Smelling Le Parfum de Thérèse now is like smelling what could have been, knowing this was offered to not one but two houses and rejected both times for being too different.

It was she who released the formula into Frédéric Malle's hands for a launch perfume in his then-new Editions de Parfums Frédéric Malle, and so here we are. Thereafter, the composition which would later be named Le Parfum de Thérèse would be used exclusively by (you guessed it), Edmond's wife Thérèse Roudnitska. The creative director for Guy Laroche felt it was also too futuristic and not in tune with the island theme of the scent, and the idea submitted by Josephine Catapano (later to work for Estée Lauder) was chosen. The legendary Edmond Roudnitska composed this on his own, and originally offered it to Dior in the 1950's, where it was rejected for being too different from current market concepts, then Edmond continued working on it through to the 1960's where it was submitted to Guy LaRoche for release as Fidji (1966). The tale of Le Parfum de Thérèse (2000) is quite fascinating.

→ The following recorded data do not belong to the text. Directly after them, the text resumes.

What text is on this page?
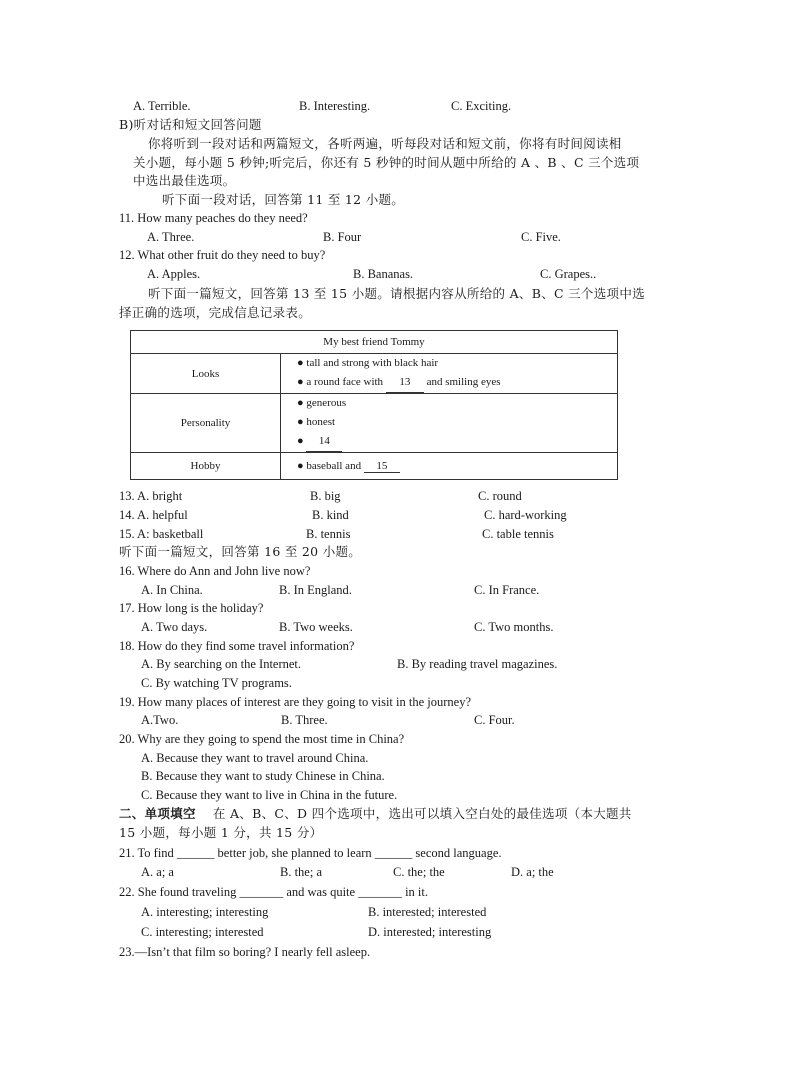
A. Terrible.	B. Interesting.	C. Exciting.
B)听对话和短文回答问题
你将听到一段对话和两篇短文，各听两遍，听每段对话和短文前，你将有时间阅读相
关小题，每小题 5 秒钟;听完后，你还有 5 秒钟的时间从题中所给的 A 、B 、C 三个选项
中选出最佳选项。
听下面一段对话，回答第 11 至 12 小题。
11. How many peaches do they need?
A. Three.	B. Four	C. Five.
12. What other fruit do they need to buy?
A. Apples.	B. Bananas.	C. Grapes..
听下面一篇短文，回答第 13 至 15 小题。请根据内容从所给的 A、B、C 三个选项中选
择正确的选项，完成信息记录表。
My best friend Tommy	
Looks	● tall and strong with black hair
● a round face with 13 and smiling eyes

Personality	● generous
● honest
● 14

Hobby	● baseball and 15
13. A. bright	B. big	C. round
14. A. helpful	B. kind	C. hard-working
15. A: basketball	B. tennis	C. table tennis
听下面一篇短文，回答第 16 至 20 小题。
16. Where do Ann and John live now?
A. In China.	B. In England.	C. In France.
17. How long is the holiday?
A. Two days.	B. Two weeks.	C. Two months.
18. How do they find some travel information?
A. By searching on the Internet.	B. By reading travel magazines.
C. By watching TV programs.
19. How many places of interest are they going to visit in the journey?
A.Two.	B. Three.	C. Four.
20. Why are they going to spend the most time in China?
A. Because they want to travel around China.
B. Because they want to study Chinese in China.
C. Because they want to live in China in the future.
二、单项填空 在 A、B、C、D 四个选项中，选出可以填入空白处的最佳选项（本大题共
15 小题，每小题 1 分，共 15 分）
21. To find ______ better job, she planned to learn ______ second language.
A. a; a	B. the; a	C. the; the	D. a; the
22. She found traveling _______ and was quite _______ in it.
A. interesting; interesting	B. interested; interested
C. interesting; interested	D. interested; interesting
23.—Isn’t that film so boring? I nearly fell asleep.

Frederic malle perfumes skin#
Longevity: on the skin 8+ hours, on clothes 24+ hours Melon, plum, vetiver, a little rose and leather and a lot of cucumber in the opening.Īlthough the name states that it is exclusively for women - it is not. Since Frederic is not afraid of innovative and different scents - Le Parfum de Thérèse was gladly accepted for the initial FM line-up! After Edmond's death, Therese gave Frederic a "secret recipe" so that the scent would be remembered forever. For the next 40+ years, the perfume was worn exclusively by his wife - Therese. The gentleman who made this perfume for his wife (Therese) was rejected by Dior and some other companies at the time in the 1950s because the scent was too futuristic and different from the existing offer back then. Le Parfum de Thérèse is a juicy, fruity and retro creation. Le Parfum de Thérèse is the most similar to FM - Superstitious from their offer, but again they are different enough that you need them both in your collection. In this shadowy coda, it is realized that there is this ingenious balance to it all: nothing pushed forward forcefully against any other element, the development, certainly not linear, however has these seamless transitions that underline the beauty of each element in congress. However, as it develops, the juicy qualities eventually fade into a drier, leathery effect.Įver so slightly earthy and animalic, the dry down finds the prune eclipsing with the melon and the green receding into darker shades of cedar. It speaks to my penchant for greenness contrasted with juicy sweetness. Here, they don't seem quite over ripened as with that classic, they are a bit more crisp, buttressed with a rose and shaded with prune compote in the heart. We have the aqueous opening, translucent tangerine with most notably Roudnitska's signature melon and cucumber, which was also famously rendered in Diorella. For me, it's misty and mysterious, like getting lost in reverie. Edmund Roudnitska's ode to his wife is touching to say the least, but as with any perfume, Le Parfum de Therese can transcend its narrative and make a very personal impression on its wearer. Monet's garden in Giverny, all of the water lilies, the fragrance of the pond and the surrounding blooms: this is the immediate image in my mind.